I was hoping the Prince Regent had more fun when he stayed here than I’d ever had at these dinners. A young woman from the council’s tourism department had been mildly flirting. She’d pressed her business card into my hand and insisted I call her if I ever wanted a private tour of the Pavilion. I’d enjoyed the attention but had not taken it seriously. I loved my wife, Molly, who was at home in the grip of another migraine.
Events like this were enough to induce migraine in anyone. Molly, however, was particularly unsuited to her role as company wife. She suffered from depression. It had come on after the birth of our second child, Tom, and had never really gone away.
Medication lifted her moods but, in common with many depressives, when her mood was lifted she chose not to take the medication, thus prompting a new bout of despair.

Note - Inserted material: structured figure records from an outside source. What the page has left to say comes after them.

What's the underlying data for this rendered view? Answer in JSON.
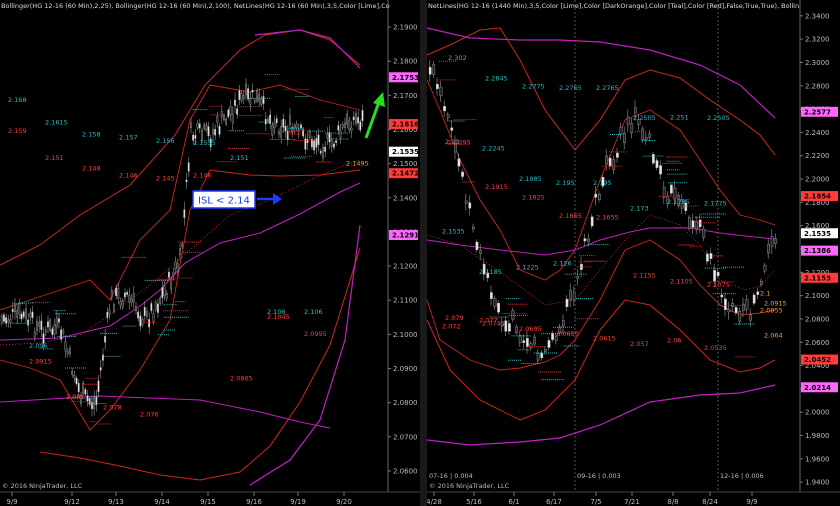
{
  "chart_data": [
    {
      "type": "candlestick",
      "title": "Bollinger(HG 12-16 (60 Min),2,25), Bollinger(HG 12-16 (60 Min),2,100), NetLines(HG 12-16 (60 Min),3,5,Color [Lime],Co",
      "x_ticks": [
        "9/9",
        "9/12",
        "9/13",
        "9/14",
        "9/15",
        "9/16",
        "9/19",
        "9/20"
      ],
      "y_ticks": [
        "2.1900",
        "2.1800",
        "2.1700",
        "2.1600",
        "2.1500",
        "2.1400",
        "2.1300",
        "2.1200",
        "2.1100",
        "2.1000",
        "2.0900",
        "2.0800",
        "2.0700",
        "2.0600"
      ],
      "ylim": [
        2.055,
        2.195
      ],
      "price_markers": [
        {
          "value": 2.1753,
          "label": "2.1753",
          "color": "#ff66ff"
        },
        {
          "value": 2.1616,
          "label": "2.1616",
          "color": "#ff3b3b"
        },
        {
          "value": 2.1535,
          "label": "2.1535",
          "color": "#ffffff"
        },
        {
          "value": 2.1472,
          "label": "2.1472",
          "color": "#ff3b3b"
        },
        {
          "value": 2.1291,
          "label": "2.1291",
          "color": "#ff66ff"
        }
      ],
      "annotation": "ISL < 2.14",
      "footer": "© 2016 NinjaTrader, LLC",
      "level_labels_cyan": [
        "2.168",
        "2.1615",
        "2.158",
        "2.157",
        "2.156",
        "2.1555",
        "2.151",
        "2.106",
        "2.106",
        "2.096",
        "2.081"
      ],
      "level_labels_red": [
        "2.159",
        "2.151",
        "2.148",
        "2.146",
        "2.145",
        "2.146",
        "2.0865",
        "2.1045",
        "2.0995",
        "2.0915",
        "2.081",
        "2.078",
        "2.076"
      ],
      "level_labels_orange": [
        "2.1495"
      ]
    },
    {
      "type": "candlestick",
      "title": "NetLines(HG 12-16 (1440 Min),3,5,Color [Lime],Color [DarkOrange],Color [Teal],Color [Red],False,True,True), Bollin",
      "x_ticks": [
        "4/28",
        "5/16",
        "6/1",
        "6/17",
        "7/5",
        "7/21",
        "8/8",
        "8/24",
        "9/9"
      ],
      "y_ticks": [
        "2.3400",
        "2.3200",
        "2.3000",
        "2.2800",
        "2.2600",
        "2.2400",
        "2.2200",
        "2.2000",
        "2.1800",
        "2.1600",
        "2.1400",
        "2.1200",
        "2.1000",
        "2.0800",
        "2.0600",
        "2.0400",
        "2.0200",
        "2.0000",
        "1.9800",
        "1.9600",
        "1.9400"
      ],
      "ylim": [
        1.935,
        2.345
      ],
      "price_markers": [
        {
          "value": 2.2577,
          "label": "2.2577",
          "color": "#ff66ff"
        },
        {
          "value": 2.1854,
          "label": "2.1854",
          "color": "#ff3b3b"
        },
        {
          "value": 2.1535,
          "label": "2.1535",
          "color": "#ffffff"
        },
        {
          "value": 2.1386,
          "label": "2.1386",
          "color": "#ff66ff"
        },
        {
          "value": 2.1153,
          "label": "2.1153",
          "color": "#ff3b3b"
        },
        {
          "value": 2.0452,
          "label": "2.0452",
          "color": "#ff3b3b"
        },
        {
          "value": 2.0214,
          "label": "2.0214",
          "color": "#ff66ff"
        }
      ],
      "contract_labels": [
        "07-16 | 0.004",
        "09-16 | 0.003",
        "12-16 | 0.006"
      ],
      "footer": "© 2016 NinjaTrader, LLC",
      "level_labels_cyan": [
        "2.302",
        "2.2845",
        "2.2775",
        "2.2765",
        "2.2765",
        "2.2505",
        "2.251",
        "2.2505",
        "2.23",
        "2.2245",
        "2.1985",
        "2.195",
        "2.195",
        "2.173",
        "2.1785",
        "2.1775",
        "2.1535",
        "2.1185",
        "2.1225",
        "2.126"
      ],
      "level_labels_red": [
        "2.2295",
        "2.1915",
        "2.1825",
        "2.1665",
        "2.1655",
        "2.1155",
        "2.1105",
        "2.1075",
        "2.079",
        "2.0745",
        "2.0695",
        "2.0655",
        "2.0615",
        "2.057",
        "2.06",
        "2.0535",
        "2.072",
        "2.077"
      ],
      "level_labels_orange": [
        "2.1",
        "2.0915",
        "2.0855",
        "2.064"
      ]
    }
  ]
}
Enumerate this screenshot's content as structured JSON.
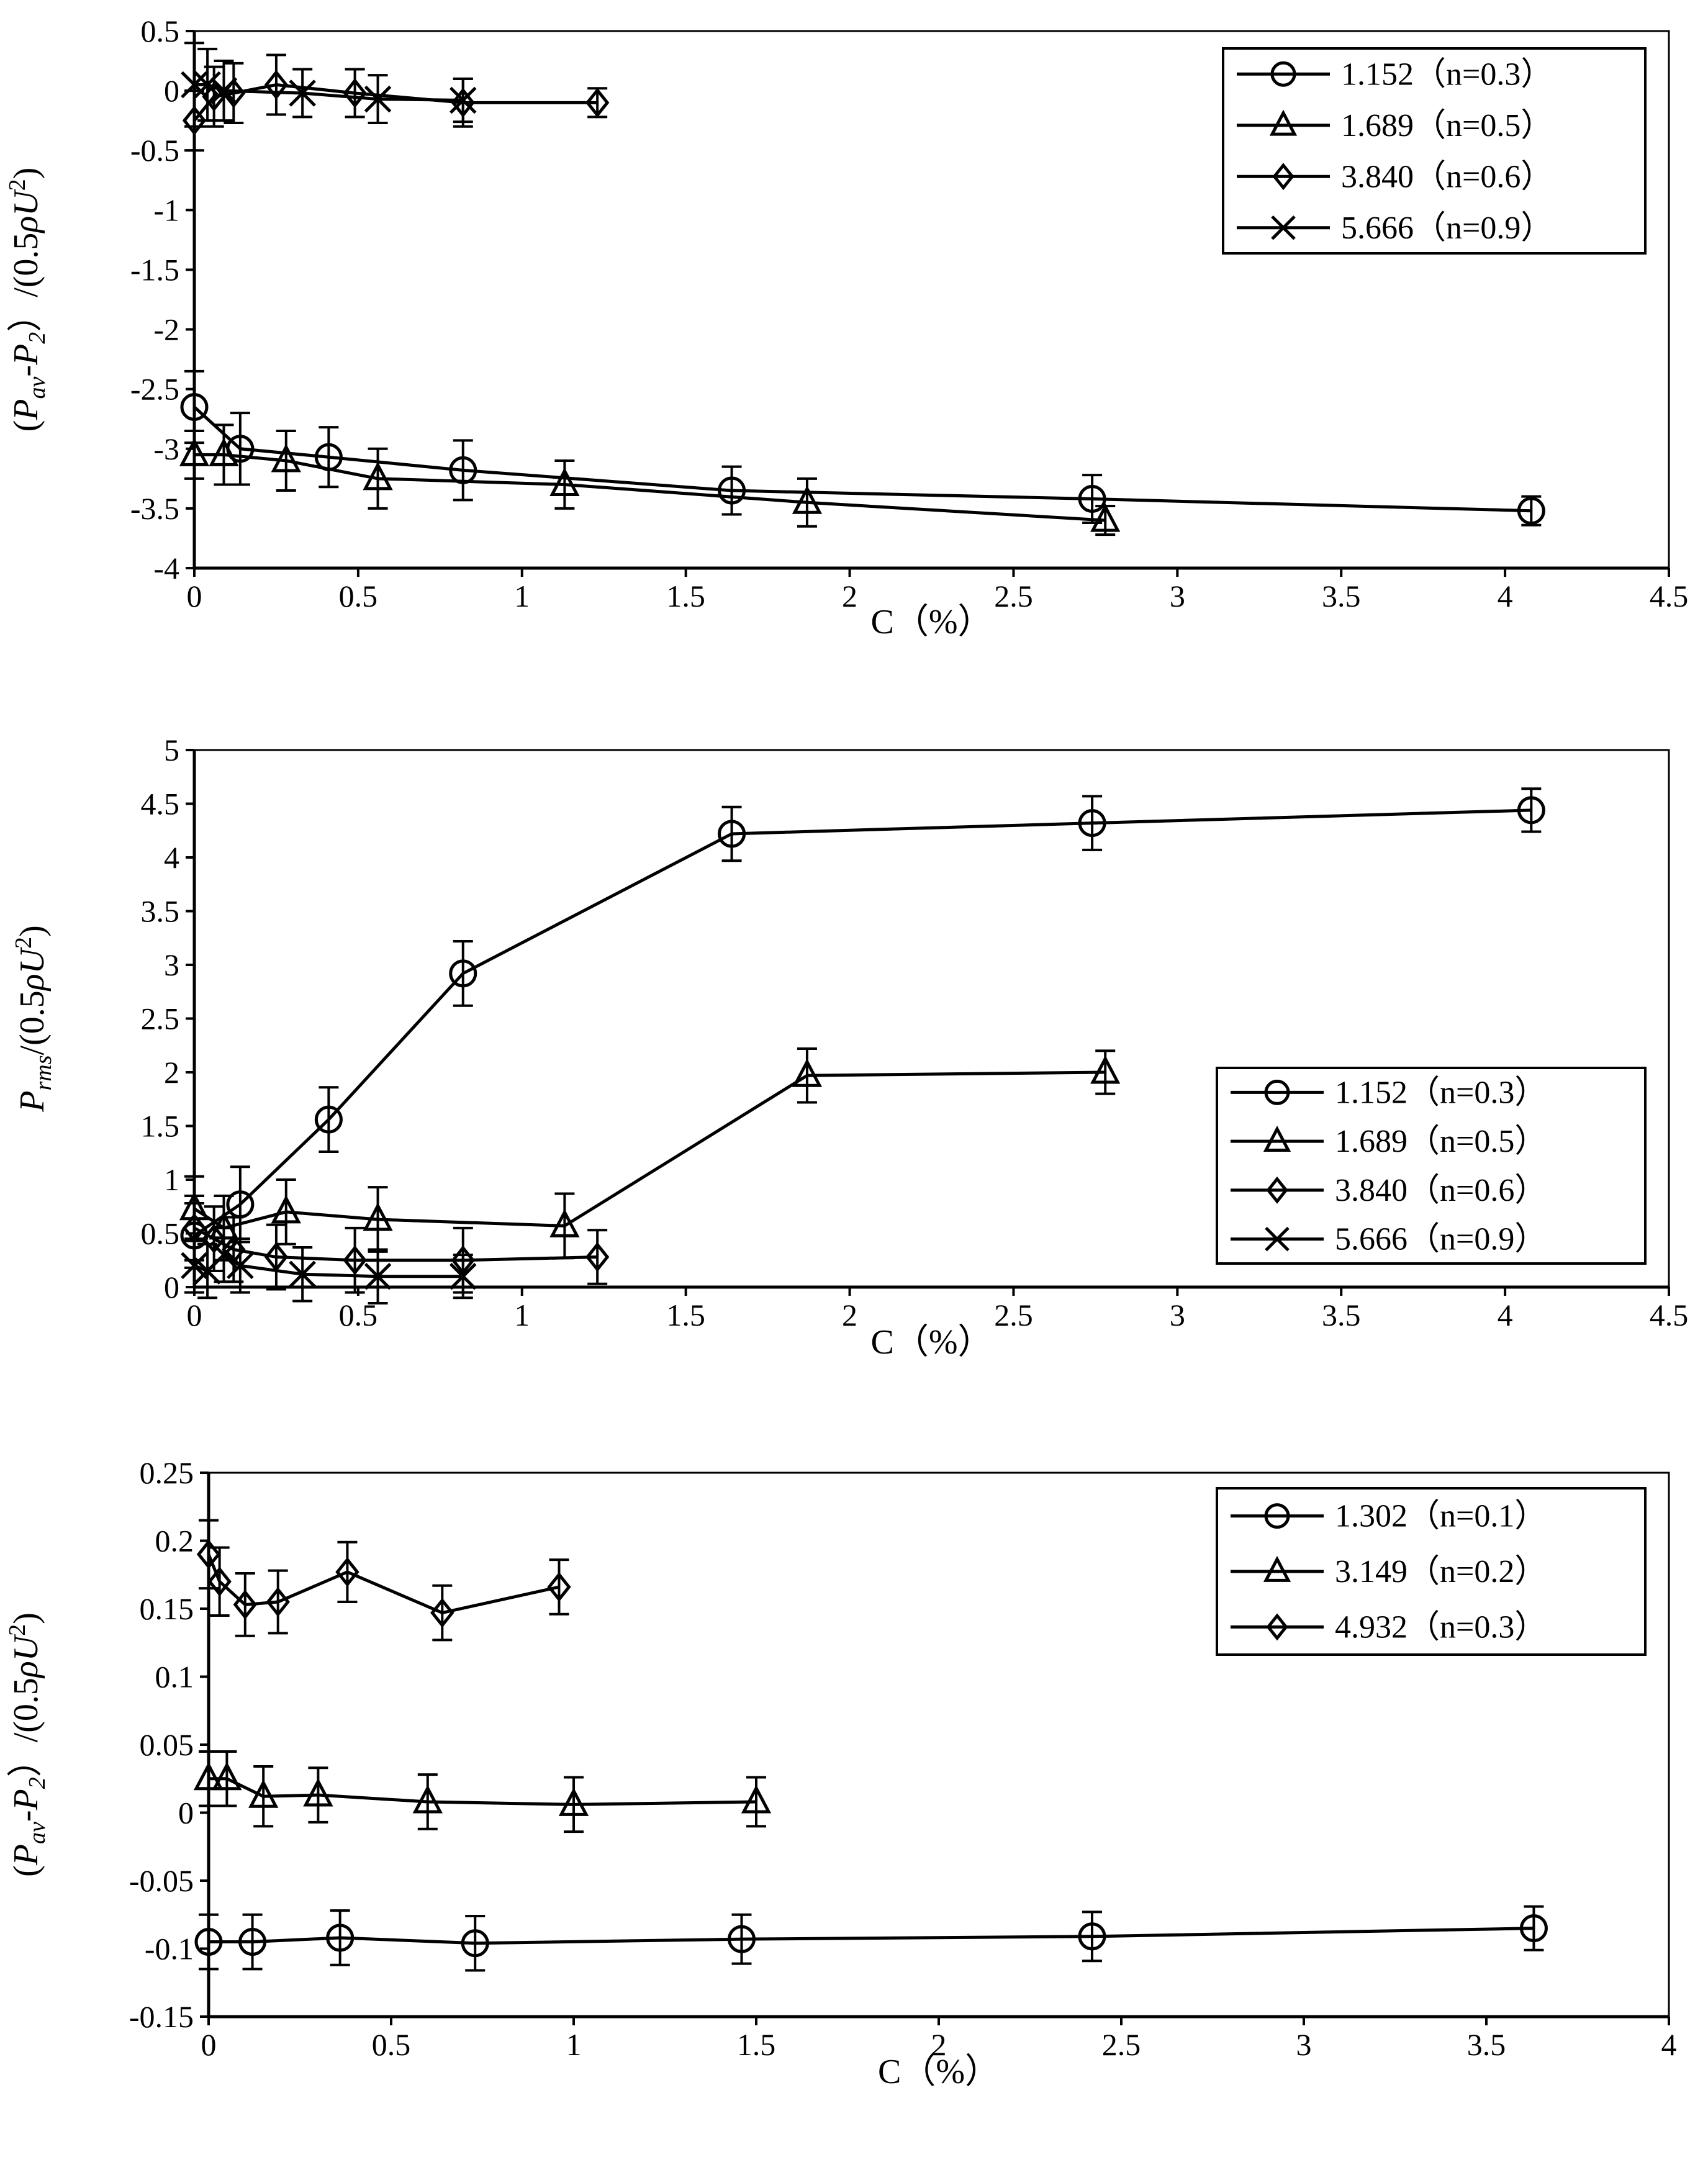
{
  "chart_data": [
    {
      "type": "line",
      "title": "",
      "xlabel": "C（%）",
      "ylabel": "(Pav-P2）/(0.5ρU²)",
      "ylabel_parts": {
        "open": "(",
        "P1": "P",
        "sub1": "av",
        "dash": "-",
        "P2": "P",
        "sub2": "2",
        "mid": "）/(0.5",
        "rho": "ρ",
        "U": "U",
        "sup": "2",
        "close": ")"
      },
      "xlim": [
        0,
        4.5
      ],
      "ylim": [
        -4,
        0.5
      ],
      "xticks": [
        "0",
        "0.5",
        "1",
        "1.5",
        "2",
        "2.5",
        "3",
        "3.5",
        "4",
        "4.5"
      ],
      "yticks": [
        "-4",
        "-3.5",
        "-3",
        "-2.5",
        "-2",
        "-1.5",
        "-1",
        "-0.5",
        "0",
        "0.5"
      ],
      "legend_position": "top-right",
      "series": [
        {
          "name": "1.152（n=0.3）",
          "marker": "circle",
          "x": [
            0.0,
            0.14,
            0.41,
            0.82,
            1.64,
            2.74,
            4.08
          ],
          "y": [
            -2.65,
            -3.0,
            -3.07,
            -3.18,
            -3.35,
            -3.42,
            -3.52
          ],
          "err": [
            0.3,
            0.3,
            0.25,
            0.25,
            0.2,
            0.2,
            0.12
          ]
        },
        {
          "name": "1.689（n=0.5）",
          "marker": "triangle",
          "x": [
            0.0,
            0.09,
            0.28,
            0.56,
            1.13,
            1.87,
            2.78
          ],
          "y": [
            -3.05,
            -3.05,
            -3.1,
            -3.25,
            -3.3,
            -3.45,
            -3.6
          ],
          "err": [
            0.2,
            0.25,
            0.25,
            0.25,
            0.2,
            0.2,
            0.12
          ]
        },
        {
          "name": "3.840（n=0.6）",
          "marker": "diamond",
          "x": [
            0.0,
            0.06,
            0.12,
            0.25,
            0.49,
            0.82,
            1.23
          ],
          "y": [
            -0.25,
            -0.05,
            -0.02,
            0.05,
            -0.02,
            -0.1,
            -0.1
          ],
          "err": [
            0.25,
            0.25,
            0.25,
            0.25,
            0.2,
            0.2,
            0.12
          ]
        },
        {
          "name": "5.666（n=0.9）",
          "marker": "x",
          "x": [
            0.0,
            0.04,
            0.09,
            0.33,
            0.56,
            0.82
          ],
          "y": [
            0.05,
            0.05,
            0.0,
            -0.02,
            -0.07,
            -0.08
          ],
          "err": [
            0.35,
            0.3,
            0.25,
            0.2,
            0.2,
            0.18
          ]
        }
      ]
    },
    {
      "type": "line",
      "title": "",
      "xlabel": "C（%）",
      "ylabel": "Prms/(0.5ρU²)",
      "ylabel_parts": {
        "P": "P",
        "sub": "rms",
        "mid": "/(0.5",
        "rho": "ρ",
        "U": "U",
        "sup": "2",
        "close": ")"
      },
      "xlim": [
        0,
        4.5
      ],
      "ylim": [
        0,
        5
      ],
      "xticks": [
        "0",
        "0.5",
        "1",
        "1.5",
        "2",
        "2.5",
        "3",
        "3.5",
        "4",
        "4.5"
      ],
      "yticks": [
        "0",
        "0.5",
        "1",
        "1.5",
        "2",
        "2.5",
        "3",
        "3.5",
        "4",
        "4.5",
        "5"
      ],
      "legend_position": "bottom-right",
      "series": [
        {
          "name": "1.152（n=0.3）",
          "marker": "circle",
          "x": [
            0.0,
            0.14,
            0.41,
            0.82,
            1.64,
            2.74,
            4.08
          ],
          "y": [
            0.48,
            0.77,
            1.56,
            2.92,
            4.22,
            4.32,
            4.44
          ],
          "err": [
            0.3,
            0.35,
            0.3,
            0.3,
            0.25,
            0.25,
            0.2
          ]
        },
        {
          "name": "1.689（n=0.5）",
          "marker": "triangle",
          "x": [
            0.0,
            0.09,
            0.28,
            0.56,
            1.13,
            1.87,
            2.78
          ],
          "y": [
            0.73,
            0.55,
            0.7,
            0.63,
            0.57,
            1.97,
            2.0
          ],
          "err": [
            0.3,
            0.3,
            0.3,
            0.3,
            0.3,
            0.25,
            0.2
          ]
        },
        {
          "name": "3.840（n=0.6）",
          "marker": "diamond",
          "x": [
            0.0,
            0.06,
            0.12,
            0.25,
            0.49,
            0.82,
            1.23
          ],
          "y": [
            0.55,
            0.45,
            0.35,
            0.28,
            0.25,
            0.25,
            0.28
          ],
          "err": [
            0.3,
            0.3,
            0.3,
            0.3,
            0.3,
            0.3,
            0.25
          ]
        },
        {
          "name": "5.666（n=0.9）",
          "marker": "x",
          "x": [
            0.0,
            0.04,
            0.09,
            0.14,
            0.33,
            0.56,
            0.82
          ],
          "y": [
            0.2,
            0.15,
            0.3,
            0.2,
            0.12,
            0.1,
            0.1
          ],
          "err": [
            0.25,
            0.25,
            0.25,
            0.25,
            0.25,
            0.25,
            0.2
          ]
        }
      ]
    },
    {
      "type": "line",
      "title": "",
      "xlabel": "C（%）",
      "ylabel": "(Pav-P2）/(0.5ρU²)",
      "ylabel_parts": {
        "open": "(",
        "P1": "P",
        "sub1": "av",
        "dash": "-",
        "P2": "P",
        "sub2": "2",
        "mid": "）/(0.5",
        "rho": "ρ",
        "U": "U",
        "sup": "2",
        "close": ")"
      },
      "xlim": [
        0,
        4
      ],
      "ylim": [
        -0.15,
        0.25
      ],
      "xticks": [
        "0",
        "0.5",
        "1",
        "1.5",
        "2",
        "2.5",
        "3",
        "3.5",
        "4"
      ],
      "yticks": [
        "-0.15",
        "-0.1",
        "-0.05",
        "0",
        "0.05",
        "0.1",
        "0.15",
        "0.2",
        "0.25"
      ],
      "legend_position": "top-right",
      "series": [
        {
          "name": "1.302（n=0.1）",
          "marker": "circle",
          "x": [
            0.0,
            0.12,
            0.36,
            0.73,
            1.46,
            2.42,
            3.63
          ],
          "y": [
            -0.095,
            -0.095,
            -0.092,
            -0.096,
            -0.093,
            -0.091,
            -0.085
          ],
          "err": [
            0.02,
            0.02,
            0.02,
            0.02,
            0.018,
            0.018,
            0.016
          ]
        },
        {
          "name": "3.149（n=0.2）",
          "marker": "triangle",
          "x": [
            0.0,
            0.05,
            0.15,
            0.3,
            0.6,
            1.0,
            1.5
          ],
          "y": [
            0.025,
            0.025,
            0.012,
            0.013,
            0.008,
            0.006,
            0.008
          ],
          "err": [
            0.02,
            0.02,
            0.022,
            0.02,
            0.02,
            0.02,
            0.018
          ]
        },
        {
          "name": "4.932（n=0.3）",
          "marker": "diamond",
          "x": [
            0.0,
            0.03,
            0.1,
            0.19,
            0.38,
            0.64,
            0.96
          ],
          "y": [
            0.19,
            0.17,
            0.153,
            0.155,
            0.177,
            0.147,
            0.166
          ],
          "err": [
            0.025,
            0.025,
            0.023,
            0.023,
            0.022,
            0.02,
            0.02
          ]
        }
      ]
    }
  ]
}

I whispered an excuse to the tourism officer and left the banqueting room unobtrusively, looking at the number on the beeper only when I was in the corridor.
My deputy, Philip Macklin. I frowned. I’m an obsessive by nature. I’ve always found it difficult to delegate. Once I made Chief Constable – the youngest in the country – I recognized that was neither practicable nor good management practice. I resolved that my management style would be as liberal as my policing policies – well, all but one of my policing policies.
Delegation was key, I knew, and because I was reluctant I overcompensated. I delegated too much. The difficulty I had with delegation was compounded in my deputy’s case by the fact that I wasn’t sure he was up to the job.
I speed-dialled him.
‘Philip, it’s Bob.’
‘Sorry to disturb you, sir, but we have a major situation.’ Macklin sounded panicked. No change there, then. ‘A dynamic entry by the tactical firearms unit. Home arrest. The information was sound… Seemed sound.’
‘Terrorists?’
‘No, sir.’
‘You were the gold commander?’
My force operated the standard gold/silver/bronze system of command and control for firearms operations and incidents. Gold commanders, who were at least chief inspectors or superintendents, could take responsibility for authorizing firearms issue for specific operations. They took strategic command with the help of a tactical adviser.
One of the things I intended to address was that we had far too many officers qualified to be gold commanders. There were around seventy, which meant that none of them got an opportunity to gain much experience of this most sensitive of duties.
For dynamic entry, the gold commander needed to be one of my four assistant chief constables. Macklin, as my deputy, was the most senior, though not the best.